The model is also the first to signal development of the front portion of the brain, and indeed the whole brain. “This opens new possibilities to study the mechanisms of neurodevelopment in an experimental model,” said Zernicka-Goetz.
“In fact, we demonstrate the proof of this principle in the paper by knocking out a gene already known to be essential for formation of the neural tube, precursor of the nervous system, and for brain and eye development. In the absence of this gene, the synthetic embryos show exactly the known defects in brain development as in an animal carrying this mutation. This means we can begin to apply this kind of approach to the many genes with unknown function in brain development.”

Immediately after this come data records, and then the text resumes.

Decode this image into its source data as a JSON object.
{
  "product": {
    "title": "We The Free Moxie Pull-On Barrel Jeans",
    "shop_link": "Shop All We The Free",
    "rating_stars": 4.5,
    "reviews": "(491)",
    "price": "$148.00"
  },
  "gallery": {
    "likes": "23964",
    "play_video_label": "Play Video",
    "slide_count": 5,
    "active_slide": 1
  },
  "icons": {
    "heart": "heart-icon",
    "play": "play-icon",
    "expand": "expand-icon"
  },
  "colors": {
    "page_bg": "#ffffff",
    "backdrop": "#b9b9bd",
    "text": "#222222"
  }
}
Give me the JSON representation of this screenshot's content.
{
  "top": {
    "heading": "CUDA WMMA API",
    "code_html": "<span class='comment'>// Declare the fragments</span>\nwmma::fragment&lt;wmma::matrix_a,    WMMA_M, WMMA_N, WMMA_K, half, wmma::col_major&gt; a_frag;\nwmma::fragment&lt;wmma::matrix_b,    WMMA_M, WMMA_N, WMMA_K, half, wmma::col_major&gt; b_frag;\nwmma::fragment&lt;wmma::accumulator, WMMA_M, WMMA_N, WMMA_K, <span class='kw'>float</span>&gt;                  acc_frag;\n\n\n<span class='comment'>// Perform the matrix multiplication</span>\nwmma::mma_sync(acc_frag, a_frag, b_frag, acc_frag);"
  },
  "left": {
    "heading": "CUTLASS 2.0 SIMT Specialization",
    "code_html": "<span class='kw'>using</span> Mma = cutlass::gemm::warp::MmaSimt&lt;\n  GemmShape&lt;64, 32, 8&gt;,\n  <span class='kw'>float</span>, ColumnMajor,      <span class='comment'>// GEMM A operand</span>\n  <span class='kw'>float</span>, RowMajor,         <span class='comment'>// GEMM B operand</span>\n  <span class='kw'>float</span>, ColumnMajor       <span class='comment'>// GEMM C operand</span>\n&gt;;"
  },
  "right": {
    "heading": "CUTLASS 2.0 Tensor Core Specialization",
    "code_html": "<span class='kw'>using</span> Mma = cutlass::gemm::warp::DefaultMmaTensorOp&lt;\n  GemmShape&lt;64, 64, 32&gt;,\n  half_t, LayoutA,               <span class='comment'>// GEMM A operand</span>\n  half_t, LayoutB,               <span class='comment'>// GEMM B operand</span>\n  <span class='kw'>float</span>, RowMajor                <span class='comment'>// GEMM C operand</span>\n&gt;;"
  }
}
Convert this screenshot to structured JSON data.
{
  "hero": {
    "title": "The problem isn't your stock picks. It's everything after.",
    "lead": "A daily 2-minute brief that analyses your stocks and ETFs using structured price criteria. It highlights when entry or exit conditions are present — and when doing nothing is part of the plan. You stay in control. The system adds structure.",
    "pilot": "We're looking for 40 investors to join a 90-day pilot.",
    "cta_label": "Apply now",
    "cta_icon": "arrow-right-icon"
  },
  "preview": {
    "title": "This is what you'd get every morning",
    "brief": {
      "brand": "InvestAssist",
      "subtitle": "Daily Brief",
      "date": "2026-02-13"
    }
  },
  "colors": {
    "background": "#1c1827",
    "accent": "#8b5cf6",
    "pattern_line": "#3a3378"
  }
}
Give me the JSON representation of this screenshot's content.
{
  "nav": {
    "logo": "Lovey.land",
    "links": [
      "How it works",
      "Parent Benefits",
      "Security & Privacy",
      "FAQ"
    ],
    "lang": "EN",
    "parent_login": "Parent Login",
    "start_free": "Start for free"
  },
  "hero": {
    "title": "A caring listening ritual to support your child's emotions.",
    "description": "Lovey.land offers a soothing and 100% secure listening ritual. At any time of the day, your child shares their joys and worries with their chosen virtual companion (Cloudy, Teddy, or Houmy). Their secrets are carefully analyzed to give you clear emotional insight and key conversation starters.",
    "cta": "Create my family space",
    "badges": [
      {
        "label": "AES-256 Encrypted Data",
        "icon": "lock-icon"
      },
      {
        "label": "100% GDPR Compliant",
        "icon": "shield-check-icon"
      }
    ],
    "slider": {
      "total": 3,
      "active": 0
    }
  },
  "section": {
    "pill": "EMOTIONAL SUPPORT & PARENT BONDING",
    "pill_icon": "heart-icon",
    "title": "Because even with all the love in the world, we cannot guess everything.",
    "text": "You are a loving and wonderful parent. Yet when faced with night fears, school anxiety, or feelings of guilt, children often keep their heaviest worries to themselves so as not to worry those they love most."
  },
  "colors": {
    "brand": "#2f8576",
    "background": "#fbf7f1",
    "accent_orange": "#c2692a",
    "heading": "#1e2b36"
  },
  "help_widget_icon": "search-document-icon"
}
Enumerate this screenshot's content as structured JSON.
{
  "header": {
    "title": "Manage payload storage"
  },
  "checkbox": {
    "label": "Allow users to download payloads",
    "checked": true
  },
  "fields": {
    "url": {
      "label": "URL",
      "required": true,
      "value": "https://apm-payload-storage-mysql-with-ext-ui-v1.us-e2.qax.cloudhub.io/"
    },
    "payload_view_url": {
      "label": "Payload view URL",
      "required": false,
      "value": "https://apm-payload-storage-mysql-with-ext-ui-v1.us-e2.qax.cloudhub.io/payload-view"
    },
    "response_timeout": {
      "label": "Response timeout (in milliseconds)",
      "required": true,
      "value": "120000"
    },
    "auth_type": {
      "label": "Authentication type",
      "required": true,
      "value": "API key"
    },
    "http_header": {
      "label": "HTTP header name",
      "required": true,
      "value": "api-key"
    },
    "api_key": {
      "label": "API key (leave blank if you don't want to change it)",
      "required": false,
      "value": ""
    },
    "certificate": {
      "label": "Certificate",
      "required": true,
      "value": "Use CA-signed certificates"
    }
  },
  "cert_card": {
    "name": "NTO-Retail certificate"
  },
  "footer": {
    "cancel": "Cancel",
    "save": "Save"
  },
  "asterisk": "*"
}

Current research was carried out in mouse models, but the researchers are developing similar human models. These may be used to generate of specific organ types to understand processes that would be otherwise impossible to study in real embryos.
At present, UK law permits human embryos to be studied in the laboratory only up to the 14th day of development. If the methods developed by Zernicka-Goetz’s team are shown to be successful with human stem cells in future, they could also be used to guide development of synthetic organs for patients awaiting transplants.
Zernicka-Goetz said: “There are so many people around the world who wait for years for organ transplants. What makes our work so exciting is that the knowledge coming out of it could be used to grow correct synthetic human organs to save lives that are currently lost. It should also be possible to affect and heal adult organs by using the knowledge we have on how they are made.”
She added: “This is an incredible step forward and took 10 years of hard work of many of my team members – I never thought we’d get to this place. You never think your dreams will come true, but they have.”